Он задумал «Переход Суворова через Альпы».
Законченная и выставленная в 1899 году, эта картина совпала со столетием события.
Невольно рождались предположения, что она была либо заказа­на, либо нарочно написана к столетию. Но Суриков никогда не при­нимал заказов ни от людей, ни от событий. Но он часто совпадал с ритмом времени, что характерно для его, главным образом, ин­стинктивного таланта. Это указывает только на то, что в глубине подсознательного он был подчинен тому же чередованию воли, что и вся русская жизнь.
Так, «Утро стрелецких казней» роковым совпадением увидело свет 1 марта 1881 года.

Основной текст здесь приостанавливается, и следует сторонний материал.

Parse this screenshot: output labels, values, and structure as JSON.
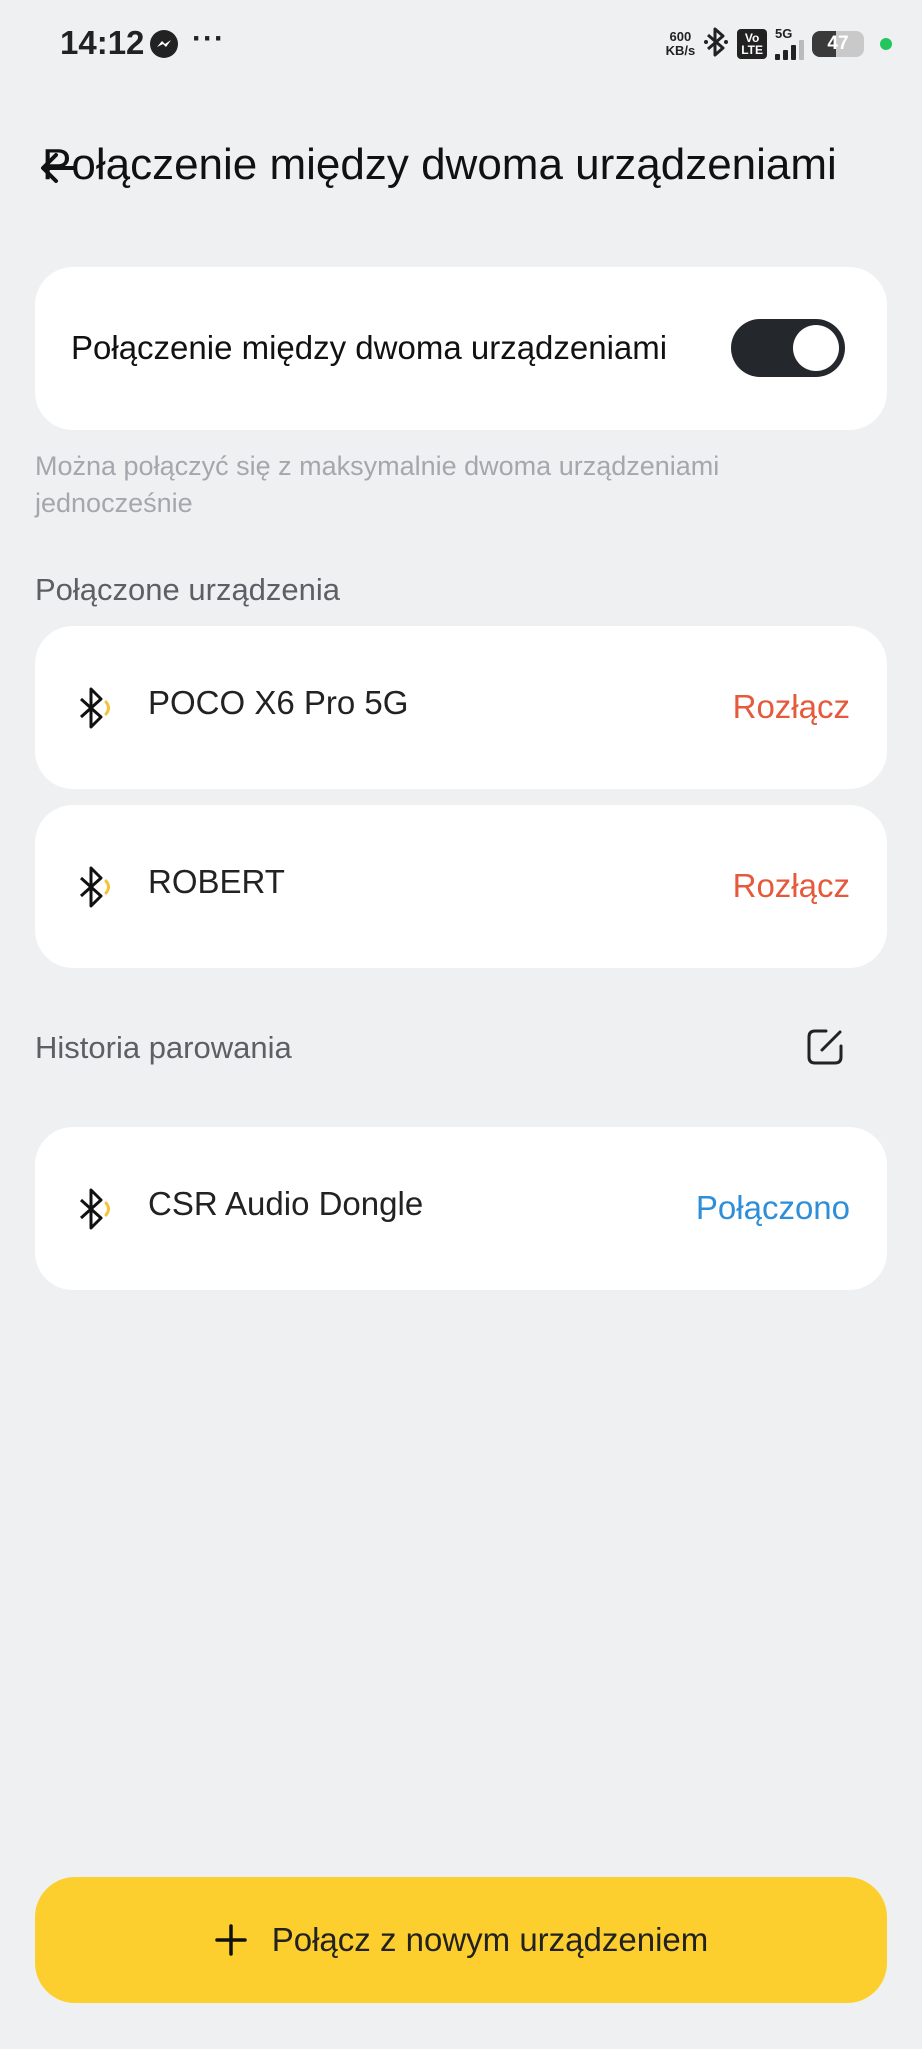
{
  "status_bar": {
    "time": "14:12",
    "dots": "···",
    "speed_value": "600",
    "speed_unit": "KB/s",
    "volte_top": "Vo",
    "volte_bottom": "LTE",
    "network": "5G",
    "battery": "47",
    "battery_level": 0.47,
    "messenger_icon": "messenger-icon",
    "bluetooth_icon": "bluetooth-icon"
  },
  "header": {
    "title": "Połączenie między dwoma urządzeniami",
    "back_icon": "back-arrow-icon"
  },
  "toggle_card": {
    "label": "Połączenie między dwoma urządzeniami",
    "enabled": true
  },
  "hint": "Można połączyć się z maksymalnie dwoma urządzeniami jednocześnie",
  "connected_section": {
    "label": "Połączone urządzenia",
    "devices": [
      {
        "name": "POCO X6 Pro 5G",
        "action": "Rozłącz"
      },
      {
        "name": "ROBERT",
        "action": "Rozłącz"
      }
    ]
  },
  "history_section": {
    "label": "Historia parowania",
    "edit_icon": "edit-icon",
    "devices": [
      {
        "name": "CSR Audio Dongle",
        "action": "Połączono"
      }
    ]
  },
  "add_button": {
    "label": "Połącz z nowym urządzeniem",
    "icon": "plus-icon"
  },
  "colors": {
    "background": "#eff0f2",
    "disconnect": "#e55a3c",
    "connected": "#2f8ed8",
    "accent": "#fdcf2e",
    "toggle_on": "#24282c",
    "bt_wave": "#f3c33c"
  }
}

«В 95 году начал я «Суворова» писать,— говорил он,— в 98 ездил в Швейцарию этюды писать. И совсем случайно попал к столетию в 1899 году. И вот со «Стенькой» то же: с девятисотого года еще начал для него материалы собирать, а выставил в 1907. Как раз в самую революцию попал».
Вполне понятно психологически, как Суриков, вступив в период «героических картин» и поставив себе целью стать певцом геройских подвигов русского казачества, после «Покорения Сибири» остановил­ся на «Переходе через Альпы». Правда, это был уже не казацкий подвиг, но он угадывал в Суворове ту же непокорную центробежную силу на царевой службе, которую он единственную понимал и чув­ствовал в русской истории.

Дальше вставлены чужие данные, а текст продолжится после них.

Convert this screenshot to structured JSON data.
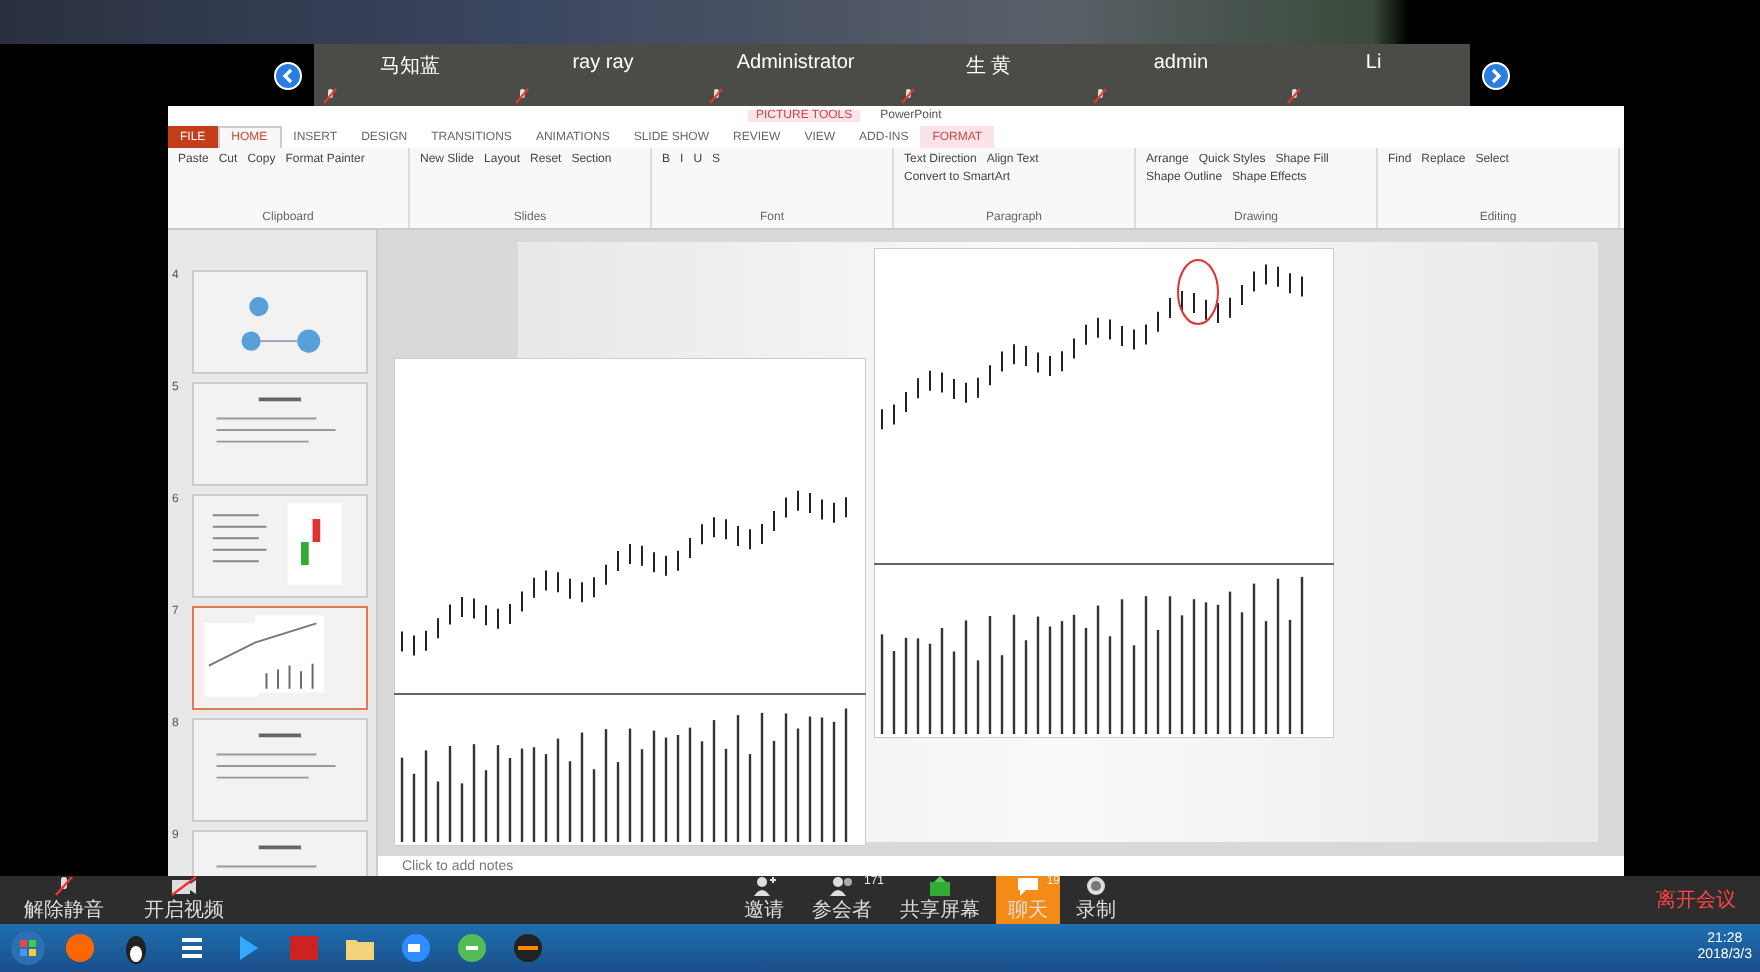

Суворовский переход через Альпы в сопоставлении с переходами Аннибала и Наполеона представлялся ему, конечно, как высочай­ший взлет русского удальства.
Если «Покорение Сибири», хотя и продиктованное родовыми вос­поминаниями, было уже темой литературной, подсказанной не внут­ренней необходимостью, а внешними целями, то «Суворов» является темой вполне надуманной.
«Стрельцов», «Меншикова» и «Морозову» Суриков не мог не написать; «Ермака» он смог написать; «Суворова» мог и не писать, «Стеньку» не смог написать, по его личному признанию.
В первых трех картинах была неразрешенная трагическая спазма национального духа; в «Ермаке» — убедительный документ родовой гордости, историческая хартия своего происхождения, в «Суворо­ве» — только патриотическая тема.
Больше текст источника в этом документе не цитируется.